First and foremost, one has to really want to combine science and medicine. There are so many factors that make it unappealing for a doctor to embark on an academic career that I have difficulty summing them up:
An extremely long period of training, almost certainly taking 12 to 14 years (3 to 4 years of undergraduate, 4 years of medical school, 5 years of residency, 3 to 4 years of research training, and 1 to 2 years of clinical subspecialty fellowship training);
Reduced remuneration during training and a virtual absence of a peer group after training;
A heavy workload that impacts on time spent with family and friends;
A constant need to compete for funds and recognition; an eternal sense that not enough attention is being given to patients while also always having an underlying sense of incompetence in science; and many more.

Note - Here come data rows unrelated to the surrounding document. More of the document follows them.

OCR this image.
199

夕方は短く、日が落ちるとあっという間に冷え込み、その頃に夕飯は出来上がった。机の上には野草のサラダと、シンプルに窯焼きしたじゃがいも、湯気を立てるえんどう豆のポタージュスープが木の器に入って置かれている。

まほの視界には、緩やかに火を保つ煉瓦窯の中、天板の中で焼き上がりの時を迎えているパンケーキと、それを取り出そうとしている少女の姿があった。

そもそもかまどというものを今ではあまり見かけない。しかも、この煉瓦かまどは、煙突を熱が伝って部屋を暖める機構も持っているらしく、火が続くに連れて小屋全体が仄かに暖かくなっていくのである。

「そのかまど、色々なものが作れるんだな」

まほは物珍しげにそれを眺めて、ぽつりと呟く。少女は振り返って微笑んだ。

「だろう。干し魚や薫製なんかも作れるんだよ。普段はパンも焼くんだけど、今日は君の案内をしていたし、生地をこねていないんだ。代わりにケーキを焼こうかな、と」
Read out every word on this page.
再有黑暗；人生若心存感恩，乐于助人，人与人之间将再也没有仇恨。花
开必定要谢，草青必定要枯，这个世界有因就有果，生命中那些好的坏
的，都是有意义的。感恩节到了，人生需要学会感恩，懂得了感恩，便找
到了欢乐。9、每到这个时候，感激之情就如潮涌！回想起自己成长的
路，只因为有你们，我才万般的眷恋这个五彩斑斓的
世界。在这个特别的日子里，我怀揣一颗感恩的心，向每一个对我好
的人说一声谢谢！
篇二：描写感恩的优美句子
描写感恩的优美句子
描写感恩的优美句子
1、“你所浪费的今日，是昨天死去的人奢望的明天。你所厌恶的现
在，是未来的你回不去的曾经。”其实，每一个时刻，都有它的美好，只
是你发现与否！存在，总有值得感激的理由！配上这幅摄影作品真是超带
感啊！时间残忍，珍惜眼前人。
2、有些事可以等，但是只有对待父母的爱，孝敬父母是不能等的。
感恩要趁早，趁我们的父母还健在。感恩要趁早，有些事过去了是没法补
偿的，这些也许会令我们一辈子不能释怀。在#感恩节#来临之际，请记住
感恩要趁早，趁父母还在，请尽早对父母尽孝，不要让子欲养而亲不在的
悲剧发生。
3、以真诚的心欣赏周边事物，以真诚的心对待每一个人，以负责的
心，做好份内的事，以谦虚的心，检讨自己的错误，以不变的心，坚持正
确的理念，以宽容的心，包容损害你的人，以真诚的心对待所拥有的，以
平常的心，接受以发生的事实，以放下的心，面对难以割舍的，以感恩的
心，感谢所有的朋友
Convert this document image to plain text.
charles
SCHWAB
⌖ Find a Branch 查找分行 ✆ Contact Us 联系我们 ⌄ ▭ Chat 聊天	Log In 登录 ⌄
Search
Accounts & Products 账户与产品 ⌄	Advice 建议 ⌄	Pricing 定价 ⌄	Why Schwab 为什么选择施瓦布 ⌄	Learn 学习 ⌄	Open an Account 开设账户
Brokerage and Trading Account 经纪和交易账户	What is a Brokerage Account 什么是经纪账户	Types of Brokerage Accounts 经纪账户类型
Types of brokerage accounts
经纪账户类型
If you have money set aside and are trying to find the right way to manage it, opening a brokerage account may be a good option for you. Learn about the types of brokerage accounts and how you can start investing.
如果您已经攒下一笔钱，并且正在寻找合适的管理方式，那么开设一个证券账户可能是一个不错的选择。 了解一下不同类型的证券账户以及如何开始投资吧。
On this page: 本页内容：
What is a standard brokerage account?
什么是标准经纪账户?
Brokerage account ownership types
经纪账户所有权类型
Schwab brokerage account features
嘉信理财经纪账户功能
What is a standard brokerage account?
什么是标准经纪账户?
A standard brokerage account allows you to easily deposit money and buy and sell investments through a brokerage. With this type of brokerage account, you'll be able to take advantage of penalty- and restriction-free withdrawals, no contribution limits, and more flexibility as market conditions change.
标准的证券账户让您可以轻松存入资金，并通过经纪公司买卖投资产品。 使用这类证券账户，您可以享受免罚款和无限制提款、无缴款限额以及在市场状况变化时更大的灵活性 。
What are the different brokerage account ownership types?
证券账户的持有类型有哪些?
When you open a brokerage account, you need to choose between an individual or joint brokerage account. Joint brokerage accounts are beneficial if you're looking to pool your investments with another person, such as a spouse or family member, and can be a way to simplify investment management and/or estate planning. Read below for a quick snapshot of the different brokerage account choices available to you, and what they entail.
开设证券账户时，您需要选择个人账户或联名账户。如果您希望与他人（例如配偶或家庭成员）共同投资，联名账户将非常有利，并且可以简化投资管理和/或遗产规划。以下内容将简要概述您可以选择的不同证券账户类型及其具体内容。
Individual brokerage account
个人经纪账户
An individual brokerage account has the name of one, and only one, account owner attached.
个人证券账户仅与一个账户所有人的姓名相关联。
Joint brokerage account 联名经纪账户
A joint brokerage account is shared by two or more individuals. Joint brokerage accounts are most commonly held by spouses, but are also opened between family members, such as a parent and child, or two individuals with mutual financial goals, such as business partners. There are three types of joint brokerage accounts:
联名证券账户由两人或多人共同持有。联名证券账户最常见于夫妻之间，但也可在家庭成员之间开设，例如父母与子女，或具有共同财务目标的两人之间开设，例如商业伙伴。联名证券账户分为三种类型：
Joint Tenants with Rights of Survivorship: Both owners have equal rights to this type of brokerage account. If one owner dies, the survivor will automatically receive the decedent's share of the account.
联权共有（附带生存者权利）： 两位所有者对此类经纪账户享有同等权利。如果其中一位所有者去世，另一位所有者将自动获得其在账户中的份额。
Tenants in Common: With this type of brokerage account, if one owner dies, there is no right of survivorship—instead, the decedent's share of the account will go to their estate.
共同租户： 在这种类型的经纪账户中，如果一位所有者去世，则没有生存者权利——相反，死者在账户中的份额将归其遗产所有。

I have read and heard many times about the thrill that accompanies a new discovery and the excitement of seeing your name in print, and to a certain extent I have found this to be true. However, the beauty of this is really in the beholder's eye. In the end, it is the attempt to solve small clinical mysteries that matter to me most, to answer a seemingly trivial question that a thinking medical student may ask you on rounds.
When I look back and I ponder where I came from, where I am, and how I got here, I think that the most important issues that young academic trainees should consider are these:
When should you do your research training? Is it better upfront or at the end?
What specialty should you choose? Should it be one that you like, or one that creates more research opportunities?
What kind of research should you contemplate? Should it be basic science, clinical epidemiology and statistics, translational research, clinical trials, or something else?
Should you work with others of similar training or be in a diverse group and rely on "cross-fertilization"?
How much sacrifice can you ask of your spouse and children in order for you to indulge in this highly stressful and less well-paid career?
Answering these questions is difficult and for each trainee the solutions will be highly personal. Pursuing an academic career is very much like doing research itself: never quite clear in advance where it is going to lead, but always surprising during its evolution.
Bing Siang Gan, MD PhD FRCSC FACS, is associate professor in the departments of surgery (plastic and orthopaedic surgery), physiology and pharmacology and medical biophysics at the University of Western Ontario, London, Canada.